Niece’s First Passover

Posted in Interfaith, Judaism at 6:49 pm by chavalah

Seder plate and hagaddah at my family seder

Seder plate and hagaddahs at my family seder

Passover 5774 is now behind us (in EST time, tonight is the 13th day of the Omer,) so time to assess my thoughts. I believe, or at least this has been my experience, that this holiday is the most awkward one for an interfaith/non-religious family, and I happen to come from both. Most of the rest of the important holidays center around the synagogue, so I can basically ignore what my relatives are doing and be enveloped in my shul. But Passover is a family affair, meant to be commemorated around the dinner table. There’s no getting around celebrating, or not celebrating as a unit.

My family seder was less of a seder and more of a Passover-foodie dinner with a seder plate in the middle.

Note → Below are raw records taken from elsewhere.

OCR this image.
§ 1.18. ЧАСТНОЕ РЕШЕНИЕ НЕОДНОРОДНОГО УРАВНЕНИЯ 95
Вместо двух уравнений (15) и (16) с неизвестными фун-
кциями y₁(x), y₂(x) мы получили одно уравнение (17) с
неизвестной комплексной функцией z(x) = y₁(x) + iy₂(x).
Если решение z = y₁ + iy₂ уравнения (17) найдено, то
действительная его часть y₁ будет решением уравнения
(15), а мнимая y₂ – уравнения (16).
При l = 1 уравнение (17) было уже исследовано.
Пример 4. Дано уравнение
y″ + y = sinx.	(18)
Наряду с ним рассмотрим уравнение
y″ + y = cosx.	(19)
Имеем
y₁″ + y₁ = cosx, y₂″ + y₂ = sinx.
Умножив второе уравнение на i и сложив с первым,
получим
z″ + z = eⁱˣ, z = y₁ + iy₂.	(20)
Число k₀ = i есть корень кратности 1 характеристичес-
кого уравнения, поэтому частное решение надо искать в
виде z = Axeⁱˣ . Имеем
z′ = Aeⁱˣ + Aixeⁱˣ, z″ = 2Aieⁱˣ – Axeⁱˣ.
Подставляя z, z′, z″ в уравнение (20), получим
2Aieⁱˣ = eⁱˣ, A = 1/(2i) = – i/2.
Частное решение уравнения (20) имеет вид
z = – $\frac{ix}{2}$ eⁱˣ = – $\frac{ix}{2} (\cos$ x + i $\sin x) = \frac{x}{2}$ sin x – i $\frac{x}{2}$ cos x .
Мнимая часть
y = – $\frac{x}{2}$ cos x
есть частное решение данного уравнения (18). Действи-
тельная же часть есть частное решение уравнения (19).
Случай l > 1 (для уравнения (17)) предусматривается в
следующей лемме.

I found, and printed out, a six-page Haggadah filled with a few parody songs; after the meal, we skipped around belting a few lyrics here or there, as led by my sister. That was about it. This is probably a good place to extend thanks to friends who invited me to their house for the second night seder, where I could actually take part in some of the ritualistic aspects of the holiday.

The big attraction of the evening was my niece. At five months old, this was her first Passover. As we cooked and prepared, we regaled in our usual activities with her—holding and playing and feeding and being awed by her presence. We also got to FaceTime with our family in Kansas, just before their own seder, and it was a real treat, as some of them had yet to see the baby. I did check out some holiday books from the library, but unfortunately my niece was too fussy for reading.

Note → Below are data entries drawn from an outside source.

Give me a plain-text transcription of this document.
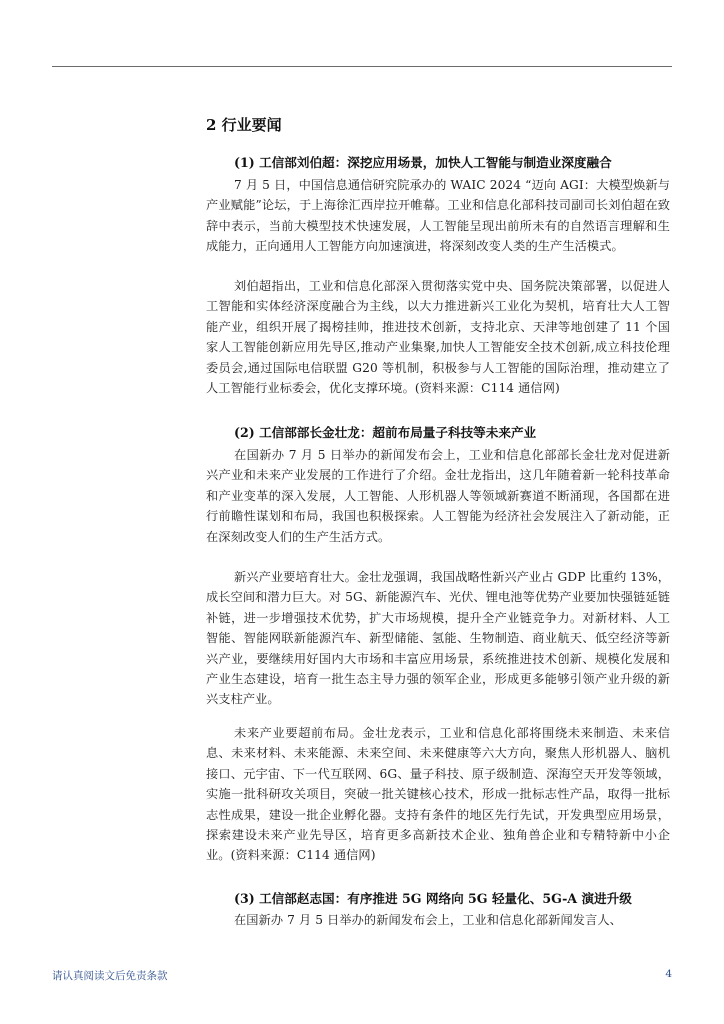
2 行业要闻
(1) 工信部刘伯超：深挖应用场景，加快人工智能与制造业深度融合
7 月 5 日，中国信息通信研究院承办的 WAIC 2024 “迈向 AGI：大模型焕新与产业赋能”论坛，于上海徐汇西岸拉开帷幕。工业和信息化部科技司副司长刘伯超在致辞中表示，当前大模型技术快速发展，人工智能呈现出前所未有的自然语言理解和生成能力，正向通用人工智能方向加速演进，将深刻改变人类的生产生活模式。
刘伯超指出，工业和信息化部深入贯彻落实党中央、国务院决策部署，以促进人工智能和实体经济深度融合为主线，以大力推进新兴工业化为契机，培育壮大人工智能产业，组织开展了揭榜挂帅，推进技术创新，支持北京、天津等地创建了 11 个国家人工智能创新应用先导区,推动产业集聚,加快人工智能安全技术创新,成立科技伦理委员会,通过国际电信联盟 G20 等机制，积极参与人工智能的国际治理，推动建立了人工智能行业标委会，优化支撑环境。(资料来源：C114 通信网)
(2) 工信部部长金壮龙：超前布局量子科技等未来产业
在国新办 7 月 5 日举办的新闻发布会上，工业和信息化部部长金壮龙对促进新兴产业和未来产业发展的工作进行了介绍。金壮龙指出，这几年随着新一轮科技革命和产业变革的深入发展，人工智能、人形机器人等领域新赛道不断涌现，各国都在进行前瞻性谋划和布局，我国也积极探索。人工智能为经济社会发展注入了新动能，正在深刻改变人们的生产生活方式。
新兴产业要培育壮大。金壮龙强调，我国战略性新兴产业占 GDP 比重约 13%，成长空间和潜力巨大。对 5G、新能源汽车、光伏、锂电池等优势产业要加快强链延链补链，进一步增强技术优势，扩大市场规模，提升全产业链竞争力。对新材料、人工智能、智能网联新能源汽车、新型储能、氢能、生物制造、商业航天、低空经济等新兴产业，要继续用好国内大市场和丰富应用场景，系统推进技术创新、规模化发展和产业生态建设，培育一批生态主导力强的领军企业，形成更多能够引领产业升级的新兴支柱产业。
未来产业要超前布局。金壮龙表示，工业和信息化部将围绕未来制造、未来信息、未来材料、未来能源、未来空间、未来健康等六大方向，聚焦人形机器人、脑机接口、元宇宙、下一代互联网、6G、量子科技、原子级制造、深海空天开发等领域，实施一批科研攻关项目，突破一批关键核心技术，形成一批标志性产品，取得一批标志性成果，建设一批企业孵化器。支持有条件的地区先行先试，开发典型应用场景，探索建设未来产业先导区，培育更多高新技术企业、独角兽企业和专精特新中小企业。(资料来源：C114 通信网)
(3) 工信部赵志国：有序推进 5G 网络向 5G 轻量化、5G-A 演进升级
在国新办 7 月 5 日举办的新闻发布会上，工业和信息化部新闻发言人、
请认真阅读文后免责条款	4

All in all, I have to believe that her first Passover was a success. As one of the more religiously and culturally inclined Jews of my family, what I want for my niece is to have a sense of comfort and hereditary acknowledgement of Jewish expression. We may not have done a full seder, but I feel comfortable that she will grow up with an annual meal involving matzah, gefilte fish, and my mother’s set up seder plate. She can take it from there.

In broader world news, the day of our seder meal actually coincided with the attacks at the Jewish Community Center and nursing home in Overland Park, near to where some of my family lives. Antisemitism happens all of the time, but for me this one probably hit closest to home. As part of a personal expression of solidarity, I changed my Facebook image for all of Passover to the JCC logo. More importantly, I kept up with reading essays trying to deal with the tragedy; this one is my favorite. It’s good to know the ways in which hatred can’t win, that we will rise up in friendship and camaraderie, and learn to embrace and celebrate our differences.

Chag sameach, and I hope that all of you who celebrated had meaningful experiences with your loved ones.